Type of Document Dissertation Author Cho, Hyeonjoong URN etd-09022006-160653 Title Utility Accrual Real-Time Scheduling and Synchronization on Single and Multiprocessors: Models, Algorithms, and Tradeoffs Degree PhD Department Electrical and Computer Engineering Advisory Committee
Advisor Name Title Ravindran, Binoy Committee Chair Arthur, James D. Committee Member Athanas, Peter M. Committee Member Hou, Yiwei Thomas Committee Member Jensen, E. Douglas Committee Member Shukla, Sandeep K. Committee Member Keywords
- Real-Time Scheduling
- Time-Utility Functions
- Utility Accrual Real-Time Scheduling
- Non-Blocking Synchronization
Date of Defense 2006-08-24 Availability unrestricted AbstractThis dissertation presents a class of utility accrual scheduling and synchronization algorithms for dynamic, single and multiprocessor real-time systems. Dynamic real-time systems operate in environments with run-time uncertainties including those on activity execution times and arrival behaviors. We consider the time/utility function (or TUF) timing model for specifying application time constraints, and the utility accrual (or UA) timeliness optimality criteria of satisfying lower bounds on accrued activity utility, and maximizing the total accrued utility.
Efficient TUF/UA scheduling algorithms exist for single processors---e.g., the Resource-constrained Utility Accrual scheduling algorithm (RUA), and the Dependent Activity Scheduling Algorithm (DASA). However, they all use lock-based synchronization. To overcome shortcomings of lock-based (e.g., serialized object access, increased run-time overhead, deadlocks), we consider non-blocking synchronization including wait-free and lock-free synchronization. We present a buffer-optimal, scheduler-independent wait-free synchronization protocol (the first such), and develop wait-free versions of RUA and DASA. We also develop their lock-free versions, and upper bound their retries under the unimodal arbitrary arrival model.

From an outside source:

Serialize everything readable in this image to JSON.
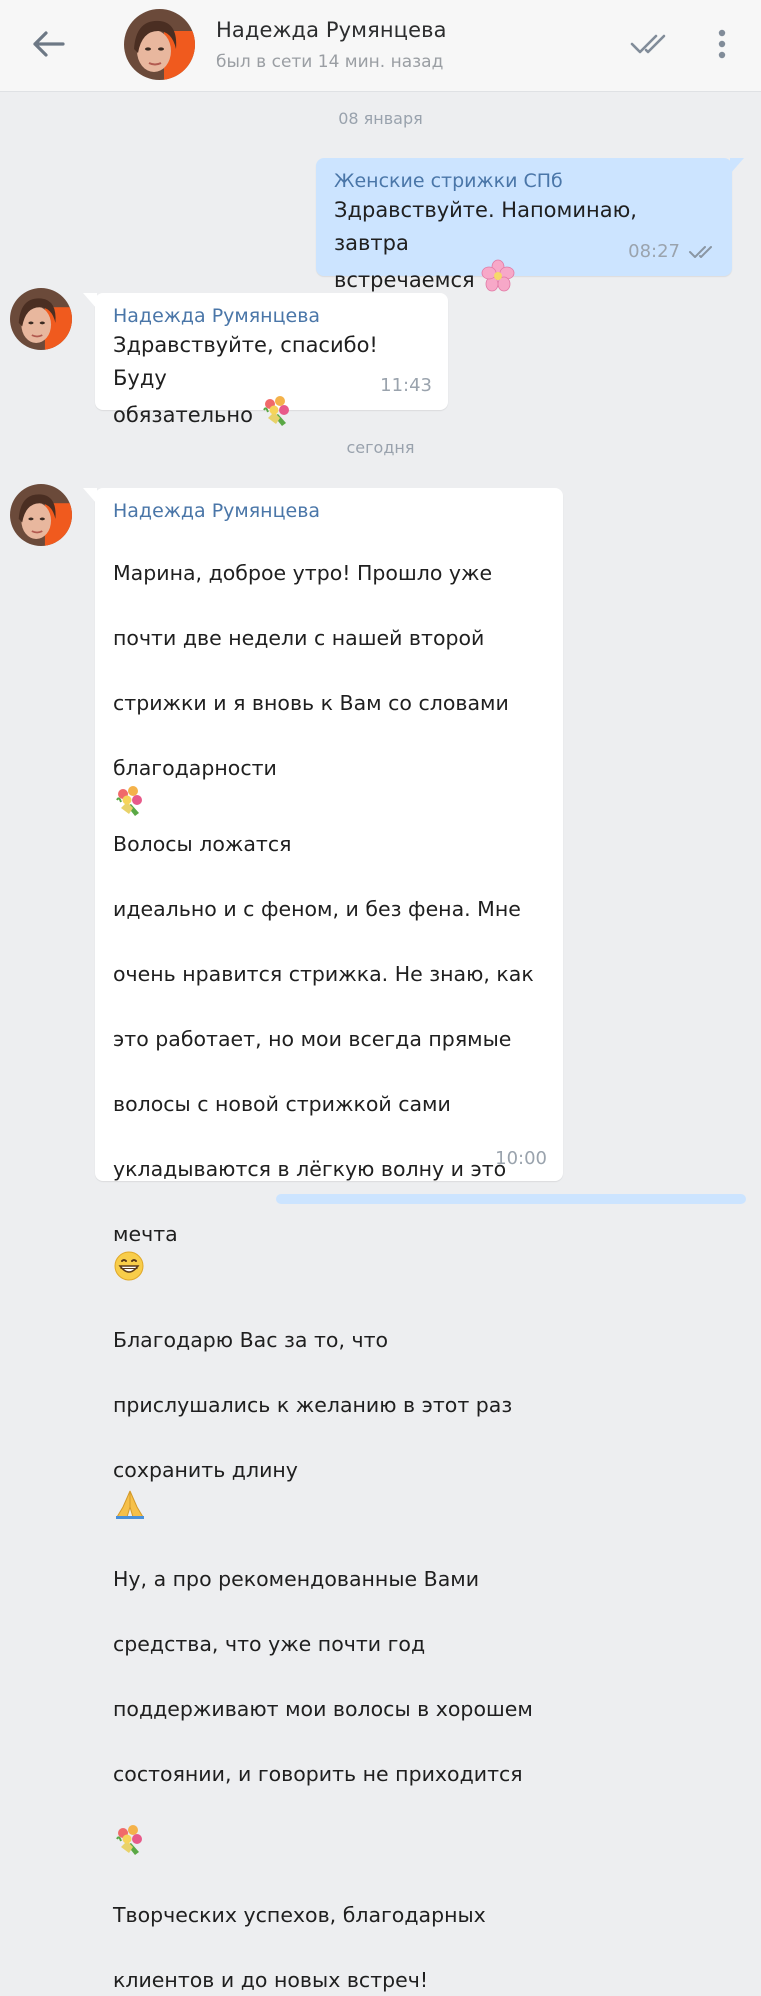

The tradeoff between wait-free, lock-free, and lock-based is fundamentally about their space and time costs. Wait-free sacrifices space efficiency in return for no additional time cost, as opposed to the blocking time of lock-based and the retry time of lock-free. We show that wait-free RUA/DASA outperform lock-based RUA/DASA when the object access times of both approaches are the same, e.g., when the shared data size is so large that the data copying process dominates the object access time of two approaches. We derive lower bounds on the maximum accrued utility that is possible with wait-free over lock-based. Further, we show that when maximum sojourn times under lock-free RUA/DASA is shorter than under lock-based, it is a necessary condition that the object access time of lock-free is shorter than that of lock-based. We also establish the maximum increase in activity utility that is possible under lock-free and lock-based.
Multiprocessor TUF/UA scheduling has not been studied in the past. For step TUFs, periodic arrivals, and under-loads, we first present a non-quantum-based, optimal scheduling algorithm called Largest Local Remaining Execution time-tasks First (or LLREF) that yields the optimum total utility. We then develop another algorithm for non-step TUFs, arbitrary arrivals, and overloads, called the global Multiprocessor Utility Accrual scheduling algorithm (or gMUA). We show that gMUA lower bounds each activity's accrued utility, as well as the system-wide, total accrued utility.
We consider lock-based, lock-free, and wait-free synchronization under LLREF and gMUA. We derive LLREF's and gMUA's minimum-required space cost for wait-free synchronization using our space-optimal wait-free algorithm, which also applies for multiprocessors. We also develop lock-free versions of LLREF and gMUA with bounded retries. While the tradeoff between wait-free LLREF/gMUA versus lock-based LLREF/gMUA is similar to that for the single processor case, that between lock-free LLREF/gMUA and lock-based LLREF/gMUA hinges on the cost of the lock-free retry, blocking time under lock-based, and the operating system overhead.